PREPARE TO DIE. HIS KINGDOM IS NEAR.
The closer we get, the clearer the hum becomes—cries of the Graces, calling to Heaven, the children’s choir singing about washing clothes with the blood of the Lamb. It’s the same hum I felt when Theo cut his hands and pressed them to the flesh of the church, when he leaned down to kiss it, his blood becoming Jesus’s blood, the same way as wine. It sounds like New Nazareth. It sounds like home.
When I step down from the curb and into the street, I almost stop. I don’t want to go any closer. This is where Brother Hutch was going to take me. This is where I watched Theo fall apart into something other than the boy I grew up with. The Angels always had their claws in him, but this is where they hooked into his insides so deep he could not pull them out without bleeding to death.
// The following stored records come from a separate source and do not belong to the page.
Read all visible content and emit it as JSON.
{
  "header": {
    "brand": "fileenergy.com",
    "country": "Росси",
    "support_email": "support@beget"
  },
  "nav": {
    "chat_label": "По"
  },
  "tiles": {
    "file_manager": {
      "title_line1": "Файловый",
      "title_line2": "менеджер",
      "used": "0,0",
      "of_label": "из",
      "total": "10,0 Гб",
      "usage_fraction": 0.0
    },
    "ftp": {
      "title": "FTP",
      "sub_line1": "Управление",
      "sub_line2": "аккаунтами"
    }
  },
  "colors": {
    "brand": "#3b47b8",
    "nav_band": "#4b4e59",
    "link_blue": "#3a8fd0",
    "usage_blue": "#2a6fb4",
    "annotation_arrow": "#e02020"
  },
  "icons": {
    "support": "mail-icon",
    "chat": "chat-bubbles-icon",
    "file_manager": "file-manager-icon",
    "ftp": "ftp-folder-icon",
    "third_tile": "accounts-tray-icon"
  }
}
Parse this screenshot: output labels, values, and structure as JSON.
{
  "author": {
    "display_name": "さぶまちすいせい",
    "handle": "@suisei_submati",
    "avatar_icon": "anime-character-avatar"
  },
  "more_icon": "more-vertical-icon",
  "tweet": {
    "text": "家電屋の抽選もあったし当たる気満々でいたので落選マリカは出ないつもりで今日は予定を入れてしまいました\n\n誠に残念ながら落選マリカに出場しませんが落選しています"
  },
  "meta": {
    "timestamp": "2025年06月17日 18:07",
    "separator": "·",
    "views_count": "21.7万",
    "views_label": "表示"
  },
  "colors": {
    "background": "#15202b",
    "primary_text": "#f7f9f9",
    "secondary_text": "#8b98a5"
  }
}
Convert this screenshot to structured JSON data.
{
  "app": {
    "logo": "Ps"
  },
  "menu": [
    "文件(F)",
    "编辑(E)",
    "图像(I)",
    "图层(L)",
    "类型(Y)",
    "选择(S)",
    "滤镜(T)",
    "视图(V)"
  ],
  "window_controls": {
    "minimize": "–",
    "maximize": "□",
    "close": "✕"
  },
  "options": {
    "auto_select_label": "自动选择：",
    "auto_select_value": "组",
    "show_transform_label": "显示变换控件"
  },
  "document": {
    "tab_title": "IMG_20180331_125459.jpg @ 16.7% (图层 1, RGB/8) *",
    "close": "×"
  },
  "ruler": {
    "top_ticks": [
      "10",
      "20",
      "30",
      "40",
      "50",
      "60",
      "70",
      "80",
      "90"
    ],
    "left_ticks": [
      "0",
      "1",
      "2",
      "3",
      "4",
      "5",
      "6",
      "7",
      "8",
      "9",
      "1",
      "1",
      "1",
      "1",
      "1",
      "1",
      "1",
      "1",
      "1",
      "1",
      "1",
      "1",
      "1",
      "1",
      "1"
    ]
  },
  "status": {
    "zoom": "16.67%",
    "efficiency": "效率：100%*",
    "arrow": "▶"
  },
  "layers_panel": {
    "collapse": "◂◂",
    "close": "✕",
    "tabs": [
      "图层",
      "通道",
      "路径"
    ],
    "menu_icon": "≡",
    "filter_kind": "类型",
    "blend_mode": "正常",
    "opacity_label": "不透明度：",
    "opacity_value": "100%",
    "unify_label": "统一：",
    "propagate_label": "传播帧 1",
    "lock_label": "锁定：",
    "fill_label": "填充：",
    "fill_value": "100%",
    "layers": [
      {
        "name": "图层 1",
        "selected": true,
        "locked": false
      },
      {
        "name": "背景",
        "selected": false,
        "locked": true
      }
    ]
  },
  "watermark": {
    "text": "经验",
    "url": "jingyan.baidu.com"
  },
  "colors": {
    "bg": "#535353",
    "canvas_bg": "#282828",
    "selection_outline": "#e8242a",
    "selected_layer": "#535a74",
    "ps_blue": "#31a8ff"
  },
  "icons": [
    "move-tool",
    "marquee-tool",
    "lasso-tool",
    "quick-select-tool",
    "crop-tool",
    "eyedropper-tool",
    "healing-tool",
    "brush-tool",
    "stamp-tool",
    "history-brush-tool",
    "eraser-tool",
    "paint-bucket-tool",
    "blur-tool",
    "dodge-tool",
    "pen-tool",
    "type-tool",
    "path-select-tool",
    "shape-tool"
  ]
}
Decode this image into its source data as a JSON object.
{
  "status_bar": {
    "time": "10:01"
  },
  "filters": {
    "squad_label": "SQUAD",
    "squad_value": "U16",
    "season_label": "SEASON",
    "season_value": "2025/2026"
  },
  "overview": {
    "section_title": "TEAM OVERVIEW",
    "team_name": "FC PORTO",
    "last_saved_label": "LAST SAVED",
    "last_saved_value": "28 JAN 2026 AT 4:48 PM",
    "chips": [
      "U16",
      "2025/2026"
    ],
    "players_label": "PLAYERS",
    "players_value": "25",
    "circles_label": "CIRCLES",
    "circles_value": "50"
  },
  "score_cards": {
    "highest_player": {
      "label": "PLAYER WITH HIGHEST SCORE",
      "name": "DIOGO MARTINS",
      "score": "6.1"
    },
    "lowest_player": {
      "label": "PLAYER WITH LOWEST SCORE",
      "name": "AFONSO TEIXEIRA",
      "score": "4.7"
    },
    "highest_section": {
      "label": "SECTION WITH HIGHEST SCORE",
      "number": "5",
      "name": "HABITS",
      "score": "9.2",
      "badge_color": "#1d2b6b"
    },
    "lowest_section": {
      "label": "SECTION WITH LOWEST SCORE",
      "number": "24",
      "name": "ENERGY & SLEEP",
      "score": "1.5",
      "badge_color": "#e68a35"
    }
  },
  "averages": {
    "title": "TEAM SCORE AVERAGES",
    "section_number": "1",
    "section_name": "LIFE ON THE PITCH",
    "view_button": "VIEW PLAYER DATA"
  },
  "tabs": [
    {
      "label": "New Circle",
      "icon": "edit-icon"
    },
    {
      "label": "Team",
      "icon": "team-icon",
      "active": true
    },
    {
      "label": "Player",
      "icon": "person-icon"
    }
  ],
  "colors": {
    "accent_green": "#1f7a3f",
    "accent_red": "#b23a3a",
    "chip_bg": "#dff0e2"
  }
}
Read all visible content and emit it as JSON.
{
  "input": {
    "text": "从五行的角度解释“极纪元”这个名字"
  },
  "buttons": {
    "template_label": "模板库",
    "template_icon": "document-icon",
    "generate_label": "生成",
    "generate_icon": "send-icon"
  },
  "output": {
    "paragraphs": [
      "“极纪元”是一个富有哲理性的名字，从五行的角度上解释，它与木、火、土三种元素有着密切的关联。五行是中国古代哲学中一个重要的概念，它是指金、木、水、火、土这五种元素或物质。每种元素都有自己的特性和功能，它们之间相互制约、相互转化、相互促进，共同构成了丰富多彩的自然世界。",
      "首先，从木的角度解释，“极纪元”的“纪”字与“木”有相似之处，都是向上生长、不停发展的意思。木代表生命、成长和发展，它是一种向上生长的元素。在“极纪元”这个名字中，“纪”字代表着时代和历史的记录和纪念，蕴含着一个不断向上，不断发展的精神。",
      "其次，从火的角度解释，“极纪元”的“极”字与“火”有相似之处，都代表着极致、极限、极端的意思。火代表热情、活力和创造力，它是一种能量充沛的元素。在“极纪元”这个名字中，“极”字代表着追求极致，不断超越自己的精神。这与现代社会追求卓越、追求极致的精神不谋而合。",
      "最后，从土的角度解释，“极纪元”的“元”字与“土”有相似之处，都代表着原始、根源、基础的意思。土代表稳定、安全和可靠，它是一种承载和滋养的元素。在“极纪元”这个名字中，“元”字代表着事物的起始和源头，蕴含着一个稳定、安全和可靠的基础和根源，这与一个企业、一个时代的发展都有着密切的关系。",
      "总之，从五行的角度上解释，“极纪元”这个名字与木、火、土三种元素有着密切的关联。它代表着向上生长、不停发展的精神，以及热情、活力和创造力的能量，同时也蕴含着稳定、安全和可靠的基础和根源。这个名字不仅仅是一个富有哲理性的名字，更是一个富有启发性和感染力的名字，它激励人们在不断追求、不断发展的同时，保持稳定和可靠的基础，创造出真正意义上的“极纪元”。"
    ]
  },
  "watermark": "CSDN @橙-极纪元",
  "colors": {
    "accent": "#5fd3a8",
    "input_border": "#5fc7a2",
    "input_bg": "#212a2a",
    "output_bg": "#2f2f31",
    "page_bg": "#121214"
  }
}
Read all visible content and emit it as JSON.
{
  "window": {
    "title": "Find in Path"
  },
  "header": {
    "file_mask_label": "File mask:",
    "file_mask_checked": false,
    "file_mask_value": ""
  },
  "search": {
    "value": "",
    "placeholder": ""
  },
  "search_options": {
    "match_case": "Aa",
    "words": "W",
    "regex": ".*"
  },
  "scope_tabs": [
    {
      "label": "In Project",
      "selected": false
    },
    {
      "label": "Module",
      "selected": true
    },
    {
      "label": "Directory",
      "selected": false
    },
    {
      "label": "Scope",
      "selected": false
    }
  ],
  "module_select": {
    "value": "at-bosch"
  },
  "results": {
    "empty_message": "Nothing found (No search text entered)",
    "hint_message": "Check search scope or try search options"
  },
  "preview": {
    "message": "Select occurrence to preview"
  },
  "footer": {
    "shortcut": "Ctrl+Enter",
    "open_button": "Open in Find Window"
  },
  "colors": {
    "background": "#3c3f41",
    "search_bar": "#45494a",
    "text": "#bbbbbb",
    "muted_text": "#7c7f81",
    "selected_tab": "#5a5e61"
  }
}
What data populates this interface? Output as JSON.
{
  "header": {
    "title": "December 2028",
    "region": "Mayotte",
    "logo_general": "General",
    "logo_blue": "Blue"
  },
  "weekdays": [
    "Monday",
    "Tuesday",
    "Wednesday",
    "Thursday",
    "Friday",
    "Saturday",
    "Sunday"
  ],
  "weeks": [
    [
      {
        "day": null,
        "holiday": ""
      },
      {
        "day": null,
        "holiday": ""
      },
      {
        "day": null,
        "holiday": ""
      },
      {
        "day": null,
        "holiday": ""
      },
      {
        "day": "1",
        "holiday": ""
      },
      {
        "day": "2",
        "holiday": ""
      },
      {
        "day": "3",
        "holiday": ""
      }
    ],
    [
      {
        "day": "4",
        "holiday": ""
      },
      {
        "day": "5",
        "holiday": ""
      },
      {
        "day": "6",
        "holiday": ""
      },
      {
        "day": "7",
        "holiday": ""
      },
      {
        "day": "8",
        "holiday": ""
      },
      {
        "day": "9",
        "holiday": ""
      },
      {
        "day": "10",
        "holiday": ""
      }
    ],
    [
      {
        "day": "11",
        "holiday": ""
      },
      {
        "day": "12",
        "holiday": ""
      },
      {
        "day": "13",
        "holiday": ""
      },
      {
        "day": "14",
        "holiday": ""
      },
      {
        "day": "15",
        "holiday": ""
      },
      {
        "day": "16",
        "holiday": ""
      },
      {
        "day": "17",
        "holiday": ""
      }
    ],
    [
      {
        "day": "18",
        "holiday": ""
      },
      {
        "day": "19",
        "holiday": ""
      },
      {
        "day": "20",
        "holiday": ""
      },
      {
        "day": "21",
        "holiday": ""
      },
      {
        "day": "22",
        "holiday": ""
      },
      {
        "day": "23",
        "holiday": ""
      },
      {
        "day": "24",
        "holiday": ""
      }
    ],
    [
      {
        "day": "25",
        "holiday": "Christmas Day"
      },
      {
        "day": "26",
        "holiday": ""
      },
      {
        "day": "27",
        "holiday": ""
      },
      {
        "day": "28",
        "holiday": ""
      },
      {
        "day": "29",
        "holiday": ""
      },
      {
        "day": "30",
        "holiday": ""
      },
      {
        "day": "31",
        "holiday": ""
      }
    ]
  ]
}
But Nick looks back at me, and I follow like I’ve been doing this all my life.
“Are you washed in the blood of the Lamb?” the choir asks in a warbling, childish soprano before fading into a holy echo. We walk around to the back, where a delivery entrance pushes up against a graveyard meant for the bodies of the church’s elders. The door is unlocked; the Watch contains the only people brave enough or stupid enough to come this close.
Nick wrenches it open. We’re greeted by a distant sermon, crying loud to the faithful.